Many apps and programs claim to be able to understand you and are at least capable of engaging in superficial interactions. Spend long enough talking to one of these programs, however, and you’ll no doubt see the hallmarks of imperfectly reproduced natural language. That technology has not yet caught up to the complexities of natural language is no surprise.
According to Gamalon founder Ben Vigoda, a fifteen-word sentence can express something like ten billion ideas. In his talk at ODSC East 2018, Vigoda identifies the necessity of building better, new era of NLP functions to accurately process free-form text: business already receive far more unstructured language-data than they can process, and the amount is only going to keep growing. As Vigoda puts it, “we need an interface between us and that data volume of messages…no way for institutions to handle all their incoming natural language data.”
Beyond Deep Learning
Current training models rely on Pavlovian conditioning, but Vigoda notes that this kind of training is not analogous to human language-learning: “You can’t just teach a system complex ideas by giving it stimulus, showing it a response, and training it to give that response.”

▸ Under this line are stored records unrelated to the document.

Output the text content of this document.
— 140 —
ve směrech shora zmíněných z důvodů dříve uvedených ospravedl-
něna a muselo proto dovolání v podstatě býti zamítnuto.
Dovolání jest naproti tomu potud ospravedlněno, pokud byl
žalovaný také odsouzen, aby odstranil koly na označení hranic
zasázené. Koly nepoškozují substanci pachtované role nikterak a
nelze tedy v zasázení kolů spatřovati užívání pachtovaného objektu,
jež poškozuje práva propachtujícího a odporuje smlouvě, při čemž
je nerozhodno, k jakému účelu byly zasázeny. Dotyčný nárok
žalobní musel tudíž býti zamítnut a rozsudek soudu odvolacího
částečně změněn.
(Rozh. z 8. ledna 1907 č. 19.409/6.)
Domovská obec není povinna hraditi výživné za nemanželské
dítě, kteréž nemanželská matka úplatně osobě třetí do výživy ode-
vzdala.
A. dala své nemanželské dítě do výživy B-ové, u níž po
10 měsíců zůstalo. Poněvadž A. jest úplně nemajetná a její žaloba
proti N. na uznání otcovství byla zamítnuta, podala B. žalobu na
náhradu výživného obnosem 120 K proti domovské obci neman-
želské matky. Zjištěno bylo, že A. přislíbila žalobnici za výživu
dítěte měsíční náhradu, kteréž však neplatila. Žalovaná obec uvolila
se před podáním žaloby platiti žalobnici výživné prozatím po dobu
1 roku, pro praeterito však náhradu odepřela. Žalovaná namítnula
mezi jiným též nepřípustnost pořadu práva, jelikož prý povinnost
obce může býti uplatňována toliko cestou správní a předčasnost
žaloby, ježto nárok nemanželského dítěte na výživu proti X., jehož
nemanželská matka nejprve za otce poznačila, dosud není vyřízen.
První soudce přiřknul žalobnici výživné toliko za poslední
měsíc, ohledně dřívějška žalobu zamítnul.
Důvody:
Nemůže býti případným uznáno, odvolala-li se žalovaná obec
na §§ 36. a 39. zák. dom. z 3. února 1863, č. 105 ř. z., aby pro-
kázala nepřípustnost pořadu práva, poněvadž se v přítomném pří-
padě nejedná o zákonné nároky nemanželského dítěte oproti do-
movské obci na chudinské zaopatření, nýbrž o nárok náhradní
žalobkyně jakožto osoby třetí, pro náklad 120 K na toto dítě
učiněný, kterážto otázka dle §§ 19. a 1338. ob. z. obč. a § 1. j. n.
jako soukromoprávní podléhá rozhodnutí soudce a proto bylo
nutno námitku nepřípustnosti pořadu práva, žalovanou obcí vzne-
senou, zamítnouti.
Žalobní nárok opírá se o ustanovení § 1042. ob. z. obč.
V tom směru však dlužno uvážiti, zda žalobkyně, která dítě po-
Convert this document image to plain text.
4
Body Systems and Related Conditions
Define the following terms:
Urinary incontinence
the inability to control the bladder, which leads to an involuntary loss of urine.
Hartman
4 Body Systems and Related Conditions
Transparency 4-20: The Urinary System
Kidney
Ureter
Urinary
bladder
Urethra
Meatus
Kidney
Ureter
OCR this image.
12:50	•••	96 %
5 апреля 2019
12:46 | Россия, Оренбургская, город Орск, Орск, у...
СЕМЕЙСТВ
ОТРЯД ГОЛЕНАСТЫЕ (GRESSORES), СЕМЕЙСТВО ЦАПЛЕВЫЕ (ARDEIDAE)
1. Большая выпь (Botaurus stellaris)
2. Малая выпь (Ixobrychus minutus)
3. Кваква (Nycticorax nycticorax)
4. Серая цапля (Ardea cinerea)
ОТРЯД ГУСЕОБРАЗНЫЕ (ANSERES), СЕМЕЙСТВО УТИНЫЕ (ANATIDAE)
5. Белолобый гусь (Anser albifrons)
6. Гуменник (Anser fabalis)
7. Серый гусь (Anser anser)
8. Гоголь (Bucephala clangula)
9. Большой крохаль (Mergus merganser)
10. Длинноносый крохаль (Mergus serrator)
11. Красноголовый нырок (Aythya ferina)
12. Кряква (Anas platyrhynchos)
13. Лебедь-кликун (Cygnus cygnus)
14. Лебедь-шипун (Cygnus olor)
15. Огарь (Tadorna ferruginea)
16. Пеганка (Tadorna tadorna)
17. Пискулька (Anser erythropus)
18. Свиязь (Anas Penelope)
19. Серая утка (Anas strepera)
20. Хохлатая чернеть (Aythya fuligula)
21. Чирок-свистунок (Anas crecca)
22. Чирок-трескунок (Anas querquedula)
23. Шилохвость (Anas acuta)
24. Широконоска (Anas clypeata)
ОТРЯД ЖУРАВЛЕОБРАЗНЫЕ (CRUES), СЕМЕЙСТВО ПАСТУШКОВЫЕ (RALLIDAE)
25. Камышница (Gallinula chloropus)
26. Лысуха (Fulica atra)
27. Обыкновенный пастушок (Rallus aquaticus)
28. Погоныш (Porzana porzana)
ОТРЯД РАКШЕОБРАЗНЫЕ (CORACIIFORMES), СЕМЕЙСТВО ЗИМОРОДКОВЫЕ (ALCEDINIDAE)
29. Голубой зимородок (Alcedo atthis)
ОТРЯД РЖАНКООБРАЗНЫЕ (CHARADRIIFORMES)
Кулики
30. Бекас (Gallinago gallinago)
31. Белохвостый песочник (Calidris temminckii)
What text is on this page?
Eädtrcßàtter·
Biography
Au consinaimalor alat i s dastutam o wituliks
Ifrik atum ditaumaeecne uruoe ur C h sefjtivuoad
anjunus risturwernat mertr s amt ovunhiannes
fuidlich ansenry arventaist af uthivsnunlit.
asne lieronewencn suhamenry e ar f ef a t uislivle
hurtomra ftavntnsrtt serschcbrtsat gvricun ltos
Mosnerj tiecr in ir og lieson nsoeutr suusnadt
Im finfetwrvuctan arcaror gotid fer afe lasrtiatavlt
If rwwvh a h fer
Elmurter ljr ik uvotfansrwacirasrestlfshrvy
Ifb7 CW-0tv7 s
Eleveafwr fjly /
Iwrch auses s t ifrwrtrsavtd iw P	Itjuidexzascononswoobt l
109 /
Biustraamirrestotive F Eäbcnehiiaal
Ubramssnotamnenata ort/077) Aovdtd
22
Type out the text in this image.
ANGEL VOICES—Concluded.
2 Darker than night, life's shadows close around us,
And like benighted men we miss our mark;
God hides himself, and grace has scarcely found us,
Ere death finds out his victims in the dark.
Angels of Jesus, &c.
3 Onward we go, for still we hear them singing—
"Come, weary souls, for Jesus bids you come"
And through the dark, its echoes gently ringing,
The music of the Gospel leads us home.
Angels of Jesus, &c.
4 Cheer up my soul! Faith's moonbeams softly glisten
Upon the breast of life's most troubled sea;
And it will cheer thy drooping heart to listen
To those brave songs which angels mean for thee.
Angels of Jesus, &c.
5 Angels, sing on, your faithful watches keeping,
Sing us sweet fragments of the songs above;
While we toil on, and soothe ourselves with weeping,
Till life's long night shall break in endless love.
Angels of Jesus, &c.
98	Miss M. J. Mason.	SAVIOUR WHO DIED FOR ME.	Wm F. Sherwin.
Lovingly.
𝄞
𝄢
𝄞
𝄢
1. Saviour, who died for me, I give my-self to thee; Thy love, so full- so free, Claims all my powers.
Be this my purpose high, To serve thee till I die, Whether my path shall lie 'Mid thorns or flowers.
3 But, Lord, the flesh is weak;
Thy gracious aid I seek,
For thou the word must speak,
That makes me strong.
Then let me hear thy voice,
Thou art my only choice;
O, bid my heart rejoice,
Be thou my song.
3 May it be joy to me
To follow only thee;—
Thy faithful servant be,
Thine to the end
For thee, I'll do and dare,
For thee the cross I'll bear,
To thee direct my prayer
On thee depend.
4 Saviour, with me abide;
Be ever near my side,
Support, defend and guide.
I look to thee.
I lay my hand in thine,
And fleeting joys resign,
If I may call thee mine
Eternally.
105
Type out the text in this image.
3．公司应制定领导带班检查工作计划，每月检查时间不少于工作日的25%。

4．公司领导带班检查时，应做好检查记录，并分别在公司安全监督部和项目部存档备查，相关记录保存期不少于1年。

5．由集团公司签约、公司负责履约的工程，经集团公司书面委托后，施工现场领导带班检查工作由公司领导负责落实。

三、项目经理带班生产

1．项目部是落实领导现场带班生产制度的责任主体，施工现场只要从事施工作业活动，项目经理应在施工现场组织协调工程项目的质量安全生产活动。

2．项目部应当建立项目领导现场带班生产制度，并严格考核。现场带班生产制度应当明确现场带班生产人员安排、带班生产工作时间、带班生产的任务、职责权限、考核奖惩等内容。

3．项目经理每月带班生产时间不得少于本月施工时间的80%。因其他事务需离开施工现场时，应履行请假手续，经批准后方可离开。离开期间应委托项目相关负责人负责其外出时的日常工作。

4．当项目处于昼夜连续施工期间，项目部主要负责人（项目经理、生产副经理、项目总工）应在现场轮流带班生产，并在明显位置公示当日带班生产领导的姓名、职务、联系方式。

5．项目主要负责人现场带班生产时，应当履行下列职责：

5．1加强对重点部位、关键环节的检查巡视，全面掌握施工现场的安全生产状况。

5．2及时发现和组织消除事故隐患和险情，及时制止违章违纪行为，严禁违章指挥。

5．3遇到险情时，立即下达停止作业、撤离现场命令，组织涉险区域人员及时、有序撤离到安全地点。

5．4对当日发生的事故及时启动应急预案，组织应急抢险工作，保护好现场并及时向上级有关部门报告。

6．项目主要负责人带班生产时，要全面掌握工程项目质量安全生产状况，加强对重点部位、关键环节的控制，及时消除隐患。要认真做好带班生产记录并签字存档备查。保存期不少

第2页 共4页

Relying on deep-learning systems that utilize this kind of training results in systems that are capable only of a shallow level of interpretation. Even when the level of interface requires nothing more than the recognition of a few keywords, current models typically rely on time-consuming, labor-intensive training processes, with an end result that is, per Vigoda, never more than 65% accurate or capable of responding to questions outside of a limited amount of prompts. The typical idea-trees used by voice recognition systems are easily confused and are prone to repeat themselves or return to menus when confronted with an unfamiliar idea.
A Model for the New Era of NLP
In creating his product at Gamelon, Vigoda decided to move away from the neural networks that had dominated the sphere of NLP. Instead, he and his team began experimenting with machine learning. Their system relies on Occam’s razor to demystify unstructured data and relies on only a few training models built by their team of data scientists. The results have been revelatory: “One person teaches the model, not thousands; one processor, not a server farm; a handful of training examples per object instead of thousands, hours to train instead of days or months.” Essentially, the system “backsolves” from the unstructured data and fits it to the given model.
Going forward, Vigoda hopes that language processing models will work collaboratively, sharing their idea trees with one another to build more accurate and realistic models for language processing. The billions of possible permutations available to humans are too much for any one company or team to account for in a single model, but massive amounts of unstructured data will make automation of language-processing tasks a necessity.